Quinlan argued that there was more than sufficient evidence to warrant Coy's termination. Coy fatally shot Hill within seconds of their meeting. The bodycam footage showed Coy walking up to Andre Hill who was holding an illuminated cell phone in his left hand. The officer also failed to administer first aid after firing his gun at the Black man. "This is what accountability looks like," said Quinlan, before confirming that Coy will now have to answer to state investigators in connection with the case. Quinlan cited Coy's failure to activate his body-worn camera when responding to the call or during the incident or as one of the reasons why he sought Coy's firing. Coy had only turned on the camera after the shooting. The camera then activated the look-back feature that captured the 60 seconds prior to Coy turning it on. The department's rules state "sworn personnel shall activate (body-worn cameras) at the start of an enforcement action," which includes any call for service or self-initiated activity, according to a memo written by Quinlan.

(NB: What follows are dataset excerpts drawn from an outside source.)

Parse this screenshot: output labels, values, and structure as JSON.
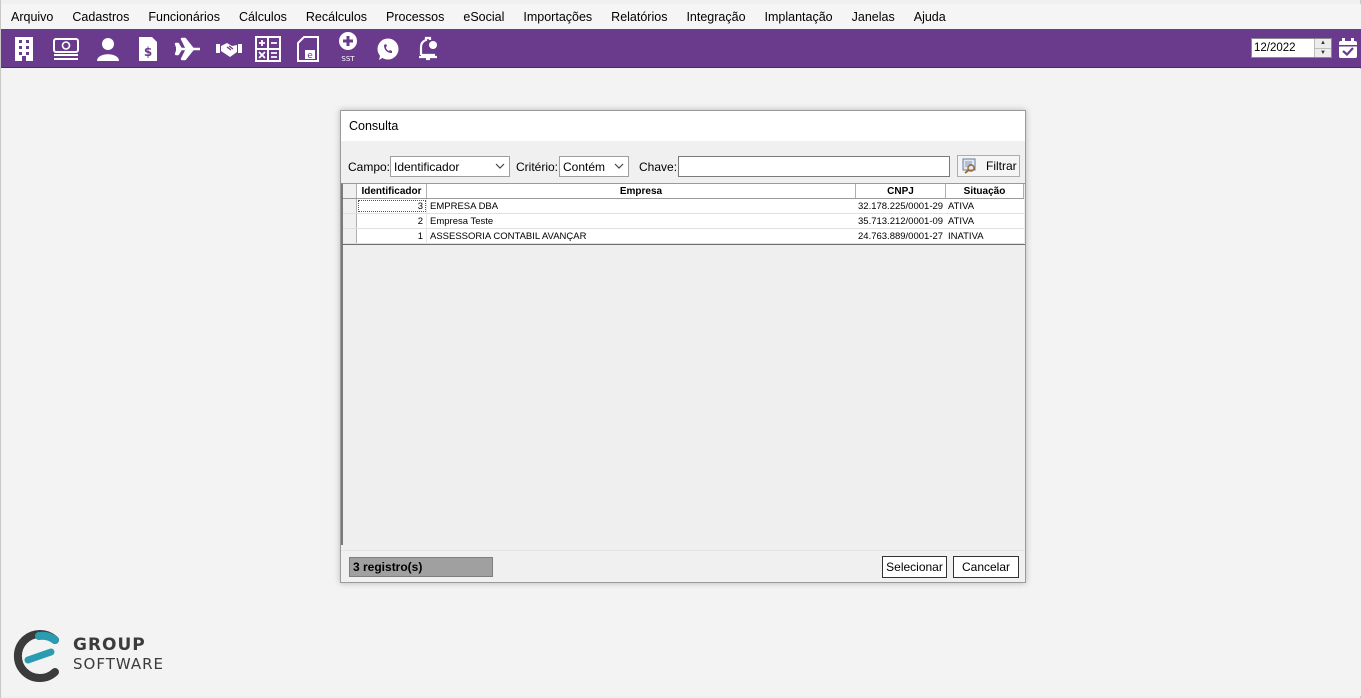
{
  "menu": [
    "Arquivo",
    "Cadastros",
    "Funcionários",
    "Cálculos",
    "Recálculos",
    "Processos",
    "eSocial",
    "Importações",
    "Relatórios",
    "Integração",
    "Implantação",
    "Janelas",
    "Ajuda"
  ],
  "toolbar": {
    "icons": [
      "building-icon",
      "money-icon",
      "user-icon",
      "receipt-icon",
      "airplane-icon",
      "handshake-icon",
      "calculator-icon",
      "document-e-icon",
      "sst-icon",
      "whatsapp-icon",
      "bell-icon"
    ],
    "sst_label": "SST",
    "period_value": "12/2022",
    "accent": "#6a3b8d"
  },
  "dialog": {
    "title": "Consulta",
    "campo_label": "Campo:",
    "campo_value": "Identificador",
    "criterio_label": "Critério:",
    "criterio_value": "Contém",
    "chave_label": "Chave:",
    "chave_value": "",
    "filter_label": "Filtrar",
    "columns": [
      "Identificador",
      "Empresa",
      "CNPJ",
      "Situação"
    ],
    "rows": [
      {
        "id": "3",
        "empresa": "EMPRESA DBA",
        "cnpj": "32.178.225/0001-29",
        "situacao": "ATIVA"
      },
      {
        "id": "2",
        "empresa": "Empresa Teste",
        "cnpj": "35.713.212/0001-09",
        "situacao": "ATIVA"
      },
      {
        "id": "1",
        "empresa": "ASSESSORIA CONTABIL AVANÇAR",
        "cnpj": "24.763.889/0001-27",
        "situacao": "INATIVA"
      }
    ],
    "record_count": "3 registro(s)",
    "select_label": "Selecionar",
    "cancel_label": "Cancelar"
  },
  "brand": {
    "line1": "GROUP",
    "line2": "SOFTWARE"
  }
}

"Known facts do not establish that this use of deadly force was objectively reasonable. You failed to de-escalate, and failed to render aid," wrote Pettus in his ruling. Pettus added that other officers at the scene will also be investigated. As of now, cops have only released Coy's camera footage. "Because of the potential for those cases to come before me, and to protect the integrity and impartiality of that process and any future ruling, it is not appropriate for me to comment further," said Pettus. Coy will be able to appeal his firing.



 

Mayor Andrew Ginther, who was highly critical of the police force when the incident happened, lauded the decision to fire the concerned police officer. "The family and the entire community deserve it. We expect transparency, accountability, and justice," said Ginther. According to NBC News, the mayor earlier stated, "Enough is enough. This community is exhausted. The African American community is fearful and concerned and outraged. This is a stunning disregard for life."



 

 

"We look forward to reviewing all the bodycam footage and determining everything that happened leading to Andre Hill's death," read a statement from Andre Hill's family. "There's a video that the family understands exists, that after seven minutes of him laying motionless on the ground, they did put him in handcuffs," said Crump, Hill's sibling. "So we're demanding that the other police bodycam video be released so the world can see that they continued to show disrespect to unarmed Black people."